La qualité des services de santé : un impératif mondial en vue de la couverture santé universelle

Ce document montre l’importance décisive de la qualité dans la prestation des soins de santé. Au moment où les pays s’engagent à atteindre la couverture santé universelle d’ici 2030, on admet de plus en plus que, pour dispenser des soins optimaux, l’existence simultanée d’une infrastructure, de fournitures médicales et de prestataires de soins ne saurait suffire. L’amélioration de la prestation des soins de santé exige de mettre délibérément l’accent sur la qualité des services de santé, afin de dispenser en temps opportun des soins efficaces, sûrs et centrés sur la personne selon des modalités équitables, intégrées et efficientes. Par qualité des soins, il faut entendre le degré auquel des services de santé s’adressant à des individus et à des populations accroissent les chances d’obtenir les résultats de santé souhaités et sont conformes aux connaissances professionnelles actuelles.
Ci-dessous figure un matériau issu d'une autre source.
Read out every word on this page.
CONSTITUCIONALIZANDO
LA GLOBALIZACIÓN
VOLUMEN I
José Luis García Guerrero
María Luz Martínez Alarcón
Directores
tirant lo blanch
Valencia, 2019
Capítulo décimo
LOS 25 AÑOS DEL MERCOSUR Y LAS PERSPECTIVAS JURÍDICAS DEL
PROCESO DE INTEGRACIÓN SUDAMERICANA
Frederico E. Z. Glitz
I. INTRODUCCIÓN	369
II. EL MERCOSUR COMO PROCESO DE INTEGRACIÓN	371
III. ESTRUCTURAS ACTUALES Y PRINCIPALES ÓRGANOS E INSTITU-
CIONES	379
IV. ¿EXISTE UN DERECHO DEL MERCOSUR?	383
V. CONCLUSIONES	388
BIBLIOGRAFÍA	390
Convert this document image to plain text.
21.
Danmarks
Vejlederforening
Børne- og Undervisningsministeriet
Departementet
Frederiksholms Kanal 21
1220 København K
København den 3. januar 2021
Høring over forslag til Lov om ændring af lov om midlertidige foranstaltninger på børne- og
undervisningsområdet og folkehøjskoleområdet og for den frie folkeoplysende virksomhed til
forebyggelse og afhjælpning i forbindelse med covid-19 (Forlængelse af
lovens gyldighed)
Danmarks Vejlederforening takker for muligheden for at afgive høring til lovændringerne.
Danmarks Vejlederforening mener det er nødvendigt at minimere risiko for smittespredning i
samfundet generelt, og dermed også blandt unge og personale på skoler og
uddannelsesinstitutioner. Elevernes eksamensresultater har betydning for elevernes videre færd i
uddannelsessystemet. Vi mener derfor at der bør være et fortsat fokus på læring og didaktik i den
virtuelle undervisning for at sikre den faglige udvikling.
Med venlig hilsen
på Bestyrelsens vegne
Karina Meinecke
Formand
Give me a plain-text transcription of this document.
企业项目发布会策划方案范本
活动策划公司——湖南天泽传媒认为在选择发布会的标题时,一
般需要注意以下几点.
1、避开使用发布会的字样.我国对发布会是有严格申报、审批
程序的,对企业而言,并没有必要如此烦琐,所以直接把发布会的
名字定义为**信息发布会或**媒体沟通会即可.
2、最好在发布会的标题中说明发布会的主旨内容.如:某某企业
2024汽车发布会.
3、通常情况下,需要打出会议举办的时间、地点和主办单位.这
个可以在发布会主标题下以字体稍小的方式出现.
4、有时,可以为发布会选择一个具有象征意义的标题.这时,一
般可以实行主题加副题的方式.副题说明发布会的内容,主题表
Les données montrent que, dans la plupart des pays, en particulier les pays à revenu faible et moyen, le niveau de qualité des soins est sous optimal, comme le montrent les faits suivants :

  • l’application effective des lignes directrices pour la pratique clinique dans huit pays à revenu faible et moyen est inférieure à 50% dans plusieurs types de situations, aboutissant à des soins prénatals et infantiles de qualité insuffisante et à des pratiques de planning familial inadéquates ;
  • l’initiative sur les indicateurs de prestation des services fait apparaître dans sept pays à revenu faible et moyen d’importantes variations en termes d’absentéisme des prestataires de soins (de 14,3 à 44,3%), de productivité quotidienne (de 5,2 à 17,4 patients), de précision du diagnostic (de 34 à 72,2%) et d’application des lignes directrices pour la pratique clinique (de 22 à 43,8%) ;
  • une analyse systématique de 80 études montre que les pratiques cliniques sous optimales sont courantes dans les établissements de soins primaires, tant publics que privés, de plusieurs pays à revenu faible et moyen ;
  • les données de l’Organisation de coopération et de développement économiques (OCDE) sur les pays à revenu faible et moyen montrent que, dans ces pays, entre 19 et 53% des femmes âgées de 50 à 69 ans n’ont pas accès au dépistage par mammographie et qu’entre 27 et 73% des adultes âgés (65 ans et plus) ne sont pas vaccinés contre la grippe.